Amazon Web Services bieten nun Windows Server 2008 R2

    Amazon bietet für EC2 bereits seit Oktober 2008 Instanzen mit Windows Server an, allerdings waren sie bisher auf die Versionen 2003 und 2008 beschränkt. Nun bringt der Cloud-Provider die Unterstützung für Microsoft auf den neuesten Stand. Mit Windows Server 2008 R2 führt Amazon auch den Support für SQL Server 2008 R2 ein.

    Mit dem Update stehen auch bei den Amazon Web Services die neuesten Infrastrukturdienste von Windows Server zur Verfügung, unter anderem das aktualisierte Active Directory, die IIS 7.5 oder Erweiterungen für das Datei-Management. Eine maßgebliche Verbesserung von Server 2008 R2, das Update von Hyper-V, spielt bei Amazon keine Rolle, weil es seine eigenen Virtualisierungsdienste auf Basis von Xen nutzt.

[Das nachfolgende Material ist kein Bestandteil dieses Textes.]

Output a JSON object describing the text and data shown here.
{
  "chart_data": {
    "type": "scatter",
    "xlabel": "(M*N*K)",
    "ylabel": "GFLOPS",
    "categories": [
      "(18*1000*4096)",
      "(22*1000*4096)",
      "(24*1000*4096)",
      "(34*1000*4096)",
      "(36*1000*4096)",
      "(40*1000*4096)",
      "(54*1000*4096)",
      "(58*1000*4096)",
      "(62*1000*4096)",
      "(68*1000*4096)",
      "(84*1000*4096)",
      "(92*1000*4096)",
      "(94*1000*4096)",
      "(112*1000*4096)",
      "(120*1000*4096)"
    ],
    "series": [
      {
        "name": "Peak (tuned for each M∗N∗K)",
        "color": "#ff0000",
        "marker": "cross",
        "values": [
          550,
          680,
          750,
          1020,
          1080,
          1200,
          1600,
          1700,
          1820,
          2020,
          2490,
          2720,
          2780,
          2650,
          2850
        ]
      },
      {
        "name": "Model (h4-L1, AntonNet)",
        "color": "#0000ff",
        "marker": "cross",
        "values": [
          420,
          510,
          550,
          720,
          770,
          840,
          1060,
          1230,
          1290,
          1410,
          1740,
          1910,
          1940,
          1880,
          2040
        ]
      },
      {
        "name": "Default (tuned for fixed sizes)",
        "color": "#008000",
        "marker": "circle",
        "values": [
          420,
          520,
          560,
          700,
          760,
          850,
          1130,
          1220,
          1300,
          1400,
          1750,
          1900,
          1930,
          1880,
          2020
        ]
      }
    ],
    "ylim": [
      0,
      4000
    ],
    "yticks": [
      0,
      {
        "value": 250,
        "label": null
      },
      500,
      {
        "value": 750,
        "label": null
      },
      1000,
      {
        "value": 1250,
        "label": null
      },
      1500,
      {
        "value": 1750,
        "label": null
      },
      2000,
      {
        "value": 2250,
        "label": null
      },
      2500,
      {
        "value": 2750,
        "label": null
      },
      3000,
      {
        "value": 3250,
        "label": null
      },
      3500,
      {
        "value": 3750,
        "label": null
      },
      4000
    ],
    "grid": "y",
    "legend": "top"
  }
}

    SP1 bereits eingebunden, aber von geringer Bedeutung

    Amazon bietet 4 verschiedene AMIs mit Windows Server 2008 R2 anAuch wenn die offizielle Ankündigung das kürzlich erschienene Service Pack 1 nicht erwähnt, so zeigt die Benennung des Manifests einer AMI, dass dieses bereits an Bord ist. Aber auch die damit eingeführten wesentlichen Verbesserungen sind für die Nutzung über die AWS weitgehend bedeutungslos. Dynamic Memory für Hyper-V kommt wie der gesamte Hypervisor nicht zum Einsatz, und RemoteFX ist derzeit nur für LANs vorgesehen.

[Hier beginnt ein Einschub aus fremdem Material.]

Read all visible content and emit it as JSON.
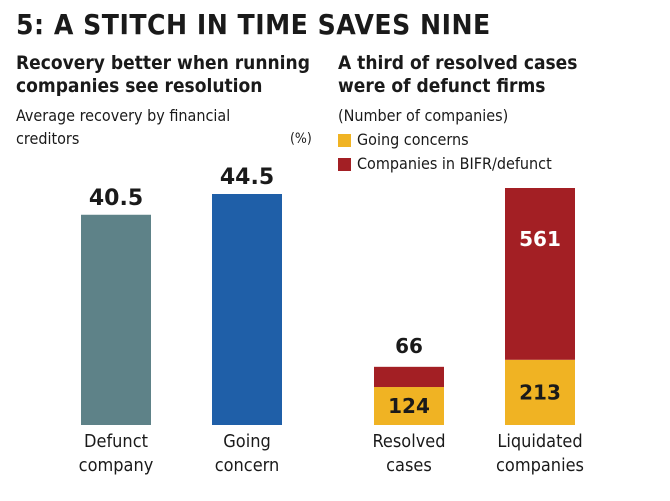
{
  "title": "5: A STITCH IN TIME SAVES NINE",
  "left": {
    "title_line1": "Recovery better when running",
    "title_line2": "companies see resolution",
    "subtitle_line1": "Average recovery by financial",
    "subtitle_line2": "creditors",
    "unit": "(%)"
  },
  "right": {
    "title_line1": "A third of resolved cases",
    "title_line2": "were of defunct firms",
    "subtitle": "(Number of companies)",
    "legend": [
      {
        "label": "Going concerns",
        "color": "#f0b323"
      },
      {
        "label": "Companies in BIFR/defunct",
        "color": "#a31f24"
      }
    ]
  },
  "chart_data": [
    {
      "type": "bar",
      "categories": [
        [
          "Defunct",
          "company"
        ],
        [
          "Going",
          "concern"
        ]
      ],
      "values": [
        40.5,
        44.5
      ],
      "value_labels": [
        "40.5",
        "44.5"
      ],
      "colors": [
        "#5e8288",
        "#1f5fa8"
      ],
      "ylabel": "(%)"
    },
    {
      "type": "bar",
      "stacked": true,
      "categories": [
        [
          "Resolved",
          "cases"
        ],
        [
          "Liquidated",
          "companies"
        ]
      ],
      "series": [
        {
          "name": "Going concerns",
          "values": [
            124,
            213
          ],
          "color": "#f0b323"
        },
        {
          "name": "Companies in BIFR/defunct",
          "values": [
            66,
            561
          ],
          "color": "#a31f24"
        }
      ]
    }
  ]
}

    AMIs mit Windows Server 2008 R2 gibt es in 4 Ausführungen:

    • Core: Sie entspricht einer Installation von Windows Server Core
    • Base: Diese Basisinstallation dient als Grundlage für die Einrichtung einer individuell konfigurierten Windows-Instanz
    • Base mit IIS und SQL Server Express: Diese Konfiguration richtet sich primär an Softwareentwickler.
    • SQL Server Standard 2008 R2: Enthält Windows Server 2008 R2 plus SQL Server 2008 R2 Standard

    Die AMIs mit Windows sind in allen Regionen und auch in deutscher Sprache verfügbar (wenn auch nur in der EU-Region). Die Preise blieben gegenüber den älteren Versionen von Windows Server unverändert. Die Unterstützung für Amazon Virtual Private Cloud, die der Integration von EC2-Instanzen mit der firmeninternen IT-Infrastruktur dient, steht noch aus.